The following content was first published in Golf Journal, a quarterly print and monthly digital publication exclusively for USGA Members. To be among the first to receive Golf Journal and to learn how you can help make golf more open for all, become a USGA Member today.
Few know the Blue Course at the United States Air Force Academy’s Eisenhower Golf Club in Colorado Springs, Colo., better than five-time club champion Gary Kephart. He first played the Robert Trent Jones Sr.-designed layout in 1982, and it’s even the punchline in a dream he once had about playing in the Masters. “During the first round there I had 22 putts,” the 69-year-old said of his fantasy day. “In a post-round press conference, I was asked, ‘How could you have only 22 putts on the greens at Augusta?’ I answered, ‘These aren’t hard. I play at Eisenhower.’”
Sharply contoured greens are the primary defense of the venue that will host the 2023 U.S. Girls’ Junior Championship July 17-22. Postponed from 2020 due to the COVID-19 pandemic, it will be the first USGA championship to ever be contested on the grounds of a military academy.
In another first, the Colorado Golf Association (CGA) is serving as the host organization since the Air Force Academy was unable to take on the financial requisites of a host site. “I think it’s a really good model to bring USGA championships to places like Eisenhower that might not otherwise be able to host one,” said Ed Mate, executive director/CEO of the CGA. “This might open up some eyes and lead to similar partnerships with Allied Golf Associations around the country.”
The Blue Course, replete with Trent Jones Sr.’s signature runway teeing areas, is largely unchanged since opening in 1961, save for a reversal of the nines in 1967 and the recent addition of some new tees. “Because the Air Force Academy does not have some of the resources that private clubs have, they haven’t tinkered with the course,” said Mate. “So it’s kind of a step back in time. This is the perfect championship to play on this course.”
Now about those challenging greens. “I’ve been here for 12 years and still think, does the putt go this way or that way?” said general manager Steve Wallace. “Whoever is fortunate enough to get one of our members to caddie for them, their experience would be invaluable.”
More friendly are the generous fairways, which average 40 to 50 yards wide, though they’re dotted with treacherous bunkers.
“Those can be very penal – a stroke penalty at least, because the lips are so high,” said Kephart, whose part-time job on the Eisenhower maintenance crew might preclude him from serving as a sought-after caddie for the championship.
Located on the north end of the Air Force Academy’s 18,500-acre property – home to approximately 4,000 cadets during the school year – the course is secluded in nature. “Once you tee off, it’s just the course and ponderosa pines,” said Wallace. Natural distractions come in other forms: bears, elk and bobcats roam, and Air Force parachute training is a constant. At 7,000 feet above sea level, the thinner air can tax oxygen levels, but the elevation also adds an estimated 10 percent of distance to shots.
Given the strong athletic rivalry among the military academies, it might seem curious that the Air Force would name its golf facility after an Army man.
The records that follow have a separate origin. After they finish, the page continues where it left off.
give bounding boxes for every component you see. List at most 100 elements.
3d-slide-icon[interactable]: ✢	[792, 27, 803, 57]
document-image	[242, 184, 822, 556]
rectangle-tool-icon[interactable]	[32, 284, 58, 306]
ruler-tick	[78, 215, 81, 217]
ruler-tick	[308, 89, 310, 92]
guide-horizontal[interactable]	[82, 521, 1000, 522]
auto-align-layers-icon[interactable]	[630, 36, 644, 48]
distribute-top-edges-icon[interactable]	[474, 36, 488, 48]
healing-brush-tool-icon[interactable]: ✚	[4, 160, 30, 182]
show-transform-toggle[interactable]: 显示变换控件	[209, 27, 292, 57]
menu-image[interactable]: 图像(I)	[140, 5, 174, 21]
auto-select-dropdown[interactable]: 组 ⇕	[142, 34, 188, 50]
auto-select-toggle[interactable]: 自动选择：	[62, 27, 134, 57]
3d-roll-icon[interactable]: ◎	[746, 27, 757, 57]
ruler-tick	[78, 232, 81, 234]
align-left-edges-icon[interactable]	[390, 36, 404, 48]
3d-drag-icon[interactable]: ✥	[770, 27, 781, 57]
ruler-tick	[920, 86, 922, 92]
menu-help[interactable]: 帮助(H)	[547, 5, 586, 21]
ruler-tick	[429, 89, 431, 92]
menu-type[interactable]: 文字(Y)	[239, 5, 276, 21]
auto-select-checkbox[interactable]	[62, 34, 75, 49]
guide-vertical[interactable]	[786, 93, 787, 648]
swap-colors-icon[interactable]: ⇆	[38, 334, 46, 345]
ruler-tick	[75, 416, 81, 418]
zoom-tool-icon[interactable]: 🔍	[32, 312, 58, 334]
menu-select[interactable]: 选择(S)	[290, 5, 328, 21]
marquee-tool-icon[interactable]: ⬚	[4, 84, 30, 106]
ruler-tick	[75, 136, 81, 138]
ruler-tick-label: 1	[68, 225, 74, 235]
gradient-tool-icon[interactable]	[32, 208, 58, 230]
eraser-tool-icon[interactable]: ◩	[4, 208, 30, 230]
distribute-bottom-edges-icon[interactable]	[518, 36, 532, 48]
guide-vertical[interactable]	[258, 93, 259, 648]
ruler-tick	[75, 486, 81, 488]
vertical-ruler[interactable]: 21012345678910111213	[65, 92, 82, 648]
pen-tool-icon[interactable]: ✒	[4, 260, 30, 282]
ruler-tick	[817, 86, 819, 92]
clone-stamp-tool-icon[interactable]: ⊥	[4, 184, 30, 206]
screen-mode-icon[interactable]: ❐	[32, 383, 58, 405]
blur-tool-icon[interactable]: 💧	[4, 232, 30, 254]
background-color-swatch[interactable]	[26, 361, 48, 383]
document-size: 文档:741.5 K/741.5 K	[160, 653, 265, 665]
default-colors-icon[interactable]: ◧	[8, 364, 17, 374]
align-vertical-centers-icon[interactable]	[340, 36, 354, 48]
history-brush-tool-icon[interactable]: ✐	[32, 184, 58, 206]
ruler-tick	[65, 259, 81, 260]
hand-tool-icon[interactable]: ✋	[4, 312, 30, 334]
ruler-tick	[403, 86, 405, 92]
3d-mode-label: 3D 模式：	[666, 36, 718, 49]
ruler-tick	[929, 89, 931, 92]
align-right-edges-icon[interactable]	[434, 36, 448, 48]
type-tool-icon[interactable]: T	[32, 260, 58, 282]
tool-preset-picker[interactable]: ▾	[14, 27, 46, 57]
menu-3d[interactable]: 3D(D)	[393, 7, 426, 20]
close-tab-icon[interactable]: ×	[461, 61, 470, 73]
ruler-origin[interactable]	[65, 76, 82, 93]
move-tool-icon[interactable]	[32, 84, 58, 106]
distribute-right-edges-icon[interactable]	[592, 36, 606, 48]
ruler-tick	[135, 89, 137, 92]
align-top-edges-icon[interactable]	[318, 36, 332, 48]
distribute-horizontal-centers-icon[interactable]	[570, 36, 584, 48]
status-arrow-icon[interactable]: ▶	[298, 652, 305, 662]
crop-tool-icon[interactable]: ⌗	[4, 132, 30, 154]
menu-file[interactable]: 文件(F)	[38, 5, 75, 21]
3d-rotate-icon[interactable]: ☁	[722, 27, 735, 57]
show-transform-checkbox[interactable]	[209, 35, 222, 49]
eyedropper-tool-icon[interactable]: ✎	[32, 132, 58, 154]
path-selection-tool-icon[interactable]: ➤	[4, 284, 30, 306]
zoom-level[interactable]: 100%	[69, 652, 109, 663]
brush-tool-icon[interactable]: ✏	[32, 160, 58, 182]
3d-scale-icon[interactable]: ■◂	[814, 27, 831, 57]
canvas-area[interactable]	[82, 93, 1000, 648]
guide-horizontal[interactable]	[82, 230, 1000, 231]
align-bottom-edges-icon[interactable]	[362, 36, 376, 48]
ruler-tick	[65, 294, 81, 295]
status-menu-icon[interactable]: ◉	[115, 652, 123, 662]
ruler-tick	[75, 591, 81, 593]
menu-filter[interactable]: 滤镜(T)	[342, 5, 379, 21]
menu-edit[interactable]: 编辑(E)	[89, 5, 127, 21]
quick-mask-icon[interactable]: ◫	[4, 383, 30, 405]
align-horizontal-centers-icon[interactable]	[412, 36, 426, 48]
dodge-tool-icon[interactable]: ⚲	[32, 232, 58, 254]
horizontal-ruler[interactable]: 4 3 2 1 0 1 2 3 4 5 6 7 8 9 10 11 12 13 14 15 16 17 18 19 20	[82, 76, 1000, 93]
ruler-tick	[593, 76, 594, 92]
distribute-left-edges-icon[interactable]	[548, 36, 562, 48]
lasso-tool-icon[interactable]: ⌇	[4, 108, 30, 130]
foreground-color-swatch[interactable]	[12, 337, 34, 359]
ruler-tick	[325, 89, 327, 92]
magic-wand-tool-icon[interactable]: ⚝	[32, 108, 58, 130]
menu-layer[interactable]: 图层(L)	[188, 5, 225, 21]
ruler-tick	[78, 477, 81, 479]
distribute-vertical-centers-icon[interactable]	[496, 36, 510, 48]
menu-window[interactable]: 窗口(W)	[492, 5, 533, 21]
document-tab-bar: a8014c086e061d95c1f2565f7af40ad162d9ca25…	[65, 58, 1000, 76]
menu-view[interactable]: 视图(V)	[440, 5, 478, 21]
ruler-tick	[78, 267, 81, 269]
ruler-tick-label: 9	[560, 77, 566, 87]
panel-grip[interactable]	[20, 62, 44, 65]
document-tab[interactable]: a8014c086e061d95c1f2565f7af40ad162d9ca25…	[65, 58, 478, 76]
But an exception was made in this case for a former United States president. West Point graduate Dwight D. Eisenhower was a frequent visitor to Colorado, and the club he used to hit a ceremonial tee shot when visiting the course on July 8, 1963, hangs on a clubhouse wall. Three years earlier he had provided permission for the use of his name, with one modest caveat. “Incidentally, because of the length of my name, I should prefer to see only the designation Eisenhower Golf Course rather than using my full name,” he wrote in a letter framed in the clubhouse.
Augusta National was one of Eisenhower’s favorite places to play, and locals here refer to holes 13-15 as their own Amen Corner. “Thirteen can play from 120 yards to 180 yards, and the green does not accept low shots very well,” said Kephart. “Fourteen can play fairly difficult – it’s a dogleg-left par 4 with a fairway bunker on the left corner. And the 15th is just the opposite: a sharp dogleg right with a dreaded fairway bunker on the corner and a back-to-front sloping green guarded by three bunkers. My guess would be that this will play as the toughest hole.”
Although this classic layout hails from a different era of golf architecture, it’s more than ready for its USGA championship debut.
“It’s so beautifully routed, with tees and greens right next to each other, and there are no houses and no out-of-bounds stakes,” said Mate. “The runway tees are classic and can help vary the distances. I think this championship and this course is a perfect marriage, like the 2011 U.S Women’s Open at The Broadmoor (located 20 miles south of Eisenhower). I served as a Rules official during that championship, and every single shot had to be played properly. It wasn’t bomb-and-gouge. It really brought out the best strategy, and Eisenhower will do the same.”